Users can toggle memory on and off in ChatGPT’s settings.
Lee Chong Ming/ChatGPT
It’s something I’ve been doing. I don’t turn memory off because most of what I share ends up being useful later. But I do clear out meaningless or throwaway chats so they don’t clutter things or muddy what the model learns about me.
It’s paid off. ChatGPT now understands me as a journalist who interviews AI founders by day and trains for fitness races after hours. It answers like it knows I’m just as likely to ask about model behavior as I am about Hyrox training plans.
4. Ask ChatGPT to improve prompts
Kim said users can ask ChatGPT to help come up with better prompts.
I needed to understand free-electron lasers, which help create the high-energy light sources behind semiconductor manufacturing (for journalism, of course). Instead of pretending I knew what to ask, I asked ChatGPT what questions I should be asking it.
It responded with a set of “high-leverage questions” — grouped from foundational to research-level — that showed me exactly how to think about the technology. For someone without much technical background, this framing was helpful. ChatGPT was teaching me how to ask smarter questions.
5. Switch through personality modes
Romaniuk said she switches between ChatGPT’s personality modes “all the time” to understand how each one feels. It’s part of her job shaping model behavior.
One of her favorites is the “nerd” mode, which gives the model a “very exploratory response style,” she said.
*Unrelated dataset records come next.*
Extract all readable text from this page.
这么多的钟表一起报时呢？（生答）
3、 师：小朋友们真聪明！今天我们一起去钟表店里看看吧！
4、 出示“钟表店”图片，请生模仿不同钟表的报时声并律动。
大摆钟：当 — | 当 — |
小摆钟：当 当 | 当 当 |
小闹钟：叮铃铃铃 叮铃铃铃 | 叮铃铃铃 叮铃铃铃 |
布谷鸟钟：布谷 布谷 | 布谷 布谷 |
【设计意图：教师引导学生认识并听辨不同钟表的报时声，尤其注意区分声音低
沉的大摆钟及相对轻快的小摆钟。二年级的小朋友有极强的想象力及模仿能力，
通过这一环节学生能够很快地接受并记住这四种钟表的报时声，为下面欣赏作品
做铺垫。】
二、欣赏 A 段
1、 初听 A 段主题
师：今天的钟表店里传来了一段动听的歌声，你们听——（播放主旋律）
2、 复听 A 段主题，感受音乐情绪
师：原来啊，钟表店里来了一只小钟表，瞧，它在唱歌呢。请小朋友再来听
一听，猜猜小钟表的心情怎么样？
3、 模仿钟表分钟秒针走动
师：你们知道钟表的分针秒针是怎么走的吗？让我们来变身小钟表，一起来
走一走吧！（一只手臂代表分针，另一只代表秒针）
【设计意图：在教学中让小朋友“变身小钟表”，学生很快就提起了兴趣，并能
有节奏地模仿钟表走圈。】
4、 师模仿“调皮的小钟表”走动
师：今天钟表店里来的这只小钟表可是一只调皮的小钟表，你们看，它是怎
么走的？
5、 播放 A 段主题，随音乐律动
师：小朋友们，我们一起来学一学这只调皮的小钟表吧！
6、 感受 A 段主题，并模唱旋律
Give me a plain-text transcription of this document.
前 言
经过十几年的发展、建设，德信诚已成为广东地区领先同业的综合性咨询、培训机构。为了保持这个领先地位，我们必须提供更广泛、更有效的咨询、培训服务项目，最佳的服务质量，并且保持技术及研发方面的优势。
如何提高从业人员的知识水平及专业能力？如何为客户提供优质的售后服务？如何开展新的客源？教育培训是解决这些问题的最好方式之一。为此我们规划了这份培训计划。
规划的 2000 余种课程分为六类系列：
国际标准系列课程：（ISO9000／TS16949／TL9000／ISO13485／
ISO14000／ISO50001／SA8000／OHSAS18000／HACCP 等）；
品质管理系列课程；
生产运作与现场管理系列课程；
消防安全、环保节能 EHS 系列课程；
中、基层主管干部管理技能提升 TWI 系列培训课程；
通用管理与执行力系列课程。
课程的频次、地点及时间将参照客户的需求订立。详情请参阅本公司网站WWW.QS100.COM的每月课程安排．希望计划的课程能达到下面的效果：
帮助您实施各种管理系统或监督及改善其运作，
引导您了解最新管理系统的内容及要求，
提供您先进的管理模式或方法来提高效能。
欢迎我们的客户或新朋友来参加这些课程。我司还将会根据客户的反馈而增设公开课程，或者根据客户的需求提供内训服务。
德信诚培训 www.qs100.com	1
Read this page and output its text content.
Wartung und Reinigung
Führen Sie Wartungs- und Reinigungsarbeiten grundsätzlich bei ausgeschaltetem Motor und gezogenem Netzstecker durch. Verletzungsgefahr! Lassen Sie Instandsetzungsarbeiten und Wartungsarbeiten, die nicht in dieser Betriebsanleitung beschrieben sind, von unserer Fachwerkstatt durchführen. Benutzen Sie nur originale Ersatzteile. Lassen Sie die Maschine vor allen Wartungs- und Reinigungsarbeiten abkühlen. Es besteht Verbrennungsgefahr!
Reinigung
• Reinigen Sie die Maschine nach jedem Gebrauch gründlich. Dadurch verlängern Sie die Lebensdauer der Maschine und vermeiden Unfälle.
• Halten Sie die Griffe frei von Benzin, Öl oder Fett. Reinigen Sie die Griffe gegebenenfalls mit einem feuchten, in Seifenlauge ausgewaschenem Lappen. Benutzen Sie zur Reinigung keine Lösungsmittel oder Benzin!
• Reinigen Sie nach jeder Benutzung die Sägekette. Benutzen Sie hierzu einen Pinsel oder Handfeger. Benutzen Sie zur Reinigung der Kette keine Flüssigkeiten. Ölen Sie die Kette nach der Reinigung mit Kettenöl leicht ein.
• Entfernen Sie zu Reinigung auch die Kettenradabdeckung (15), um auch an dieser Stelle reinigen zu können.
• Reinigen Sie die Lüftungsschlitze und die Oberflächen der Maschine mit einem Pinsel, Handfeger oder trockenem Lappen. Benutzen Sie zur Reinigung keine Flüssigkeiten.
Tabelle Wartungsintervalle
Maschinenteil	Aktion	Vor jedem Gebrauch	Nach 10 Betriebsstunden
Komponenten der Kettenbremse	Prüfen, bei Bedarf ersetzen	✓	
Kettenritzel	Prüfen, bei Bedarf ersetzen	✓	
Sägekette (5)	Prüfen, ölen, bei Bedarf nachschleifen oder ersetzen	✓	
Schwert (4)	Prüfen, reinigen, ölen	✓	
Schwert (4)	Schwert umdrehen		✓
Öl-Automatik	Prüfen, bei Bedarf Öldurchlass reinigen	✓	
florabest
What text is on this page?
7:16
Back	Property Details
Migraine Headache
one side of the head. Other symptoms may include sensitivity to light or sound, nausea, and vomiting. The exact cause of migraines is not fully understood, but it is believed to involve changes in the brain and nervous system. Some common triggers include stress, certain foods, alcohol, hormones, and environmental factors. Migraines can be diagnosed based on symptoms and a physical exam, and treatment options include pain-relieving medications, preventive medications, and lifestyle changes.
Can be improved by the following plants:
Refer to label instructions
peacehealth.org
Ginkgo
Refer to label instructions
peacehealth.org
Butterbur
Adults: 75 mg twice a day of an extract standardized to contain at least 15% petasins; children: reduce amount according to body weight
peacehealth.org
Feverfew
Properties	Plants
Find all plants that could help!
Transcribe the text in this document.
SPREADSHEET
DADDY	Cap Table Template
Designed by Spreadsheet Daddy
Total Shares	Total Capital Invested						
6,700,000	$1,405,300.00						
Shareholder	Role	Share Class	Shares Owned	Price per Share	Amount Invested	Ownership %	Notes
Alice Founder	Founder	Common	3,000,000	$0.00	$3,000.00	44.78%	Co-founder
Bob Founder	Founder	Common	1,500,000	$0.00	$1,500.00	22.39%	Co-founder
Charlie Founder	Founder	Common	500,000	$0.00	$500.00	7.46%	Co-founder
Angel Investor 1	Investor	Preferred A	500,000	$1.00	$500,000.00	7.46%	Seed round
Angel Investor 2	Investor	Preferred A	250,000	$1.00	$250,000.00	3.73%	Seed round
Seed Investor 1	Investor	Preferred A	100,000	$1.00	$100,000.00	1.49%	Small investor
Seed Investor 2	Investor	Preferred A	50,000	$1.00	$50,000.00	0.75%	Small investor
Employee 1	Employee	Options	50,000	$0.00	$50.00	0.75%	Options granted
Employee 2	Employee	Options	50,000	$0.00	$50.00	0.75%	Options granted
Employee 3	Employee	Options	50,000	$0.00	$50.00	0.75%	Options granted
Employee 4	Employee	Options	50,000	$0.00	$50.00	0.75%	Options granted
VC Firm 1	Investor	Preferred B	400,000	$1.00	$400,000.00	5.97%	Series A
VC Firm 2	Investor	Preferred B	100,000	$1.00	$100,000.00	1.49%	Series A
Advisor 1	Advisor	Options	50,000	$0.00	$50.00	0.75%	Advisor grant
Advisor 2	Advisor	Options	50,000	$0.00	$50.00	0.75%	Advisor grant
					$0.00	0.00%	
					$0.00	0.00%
I love a good cynic, so I asked ChatGPT in “cynical mode” to explain embodied intelligence.
It didn’t move my work forward, but the explanation made me laugh: “Embodied intelligence is one of those tech terms people throw around like everyone has a robotics Ph.D. hiding under their bed.”
“People in AI land obsess over this.”
6. Retry tasks regularly and ‘pressure-test’ the model
Romaniuk said she likes to “pressure test” the model — pushing it to its limits to see how it’s changing over time.
For something that couldn’t work now, it might work in three months’ time. “Just keep at it, keep playing, keep trying,” Romaniuk added.
I’ve been “pressure testing” the model through my Korean studies, regularly throwing it prompts that stretch its ability to break down the language. I’ve spent months asking ChatGPT to teach me grammar, extract vocabulary from worksheets, and explain unfamiliar sentence structures.
Earlier versions often pulled out the wrong words or mixed up written forms. Now, it parses text accurately, distinguishes between formal and polite forms, and explains grammar in clear, beginner-friendly steps.
The tips made my use of ChatGPT feel more intentional. Some effects were small, others more striking, but they certainly nudged the model to reveal more of what it can do.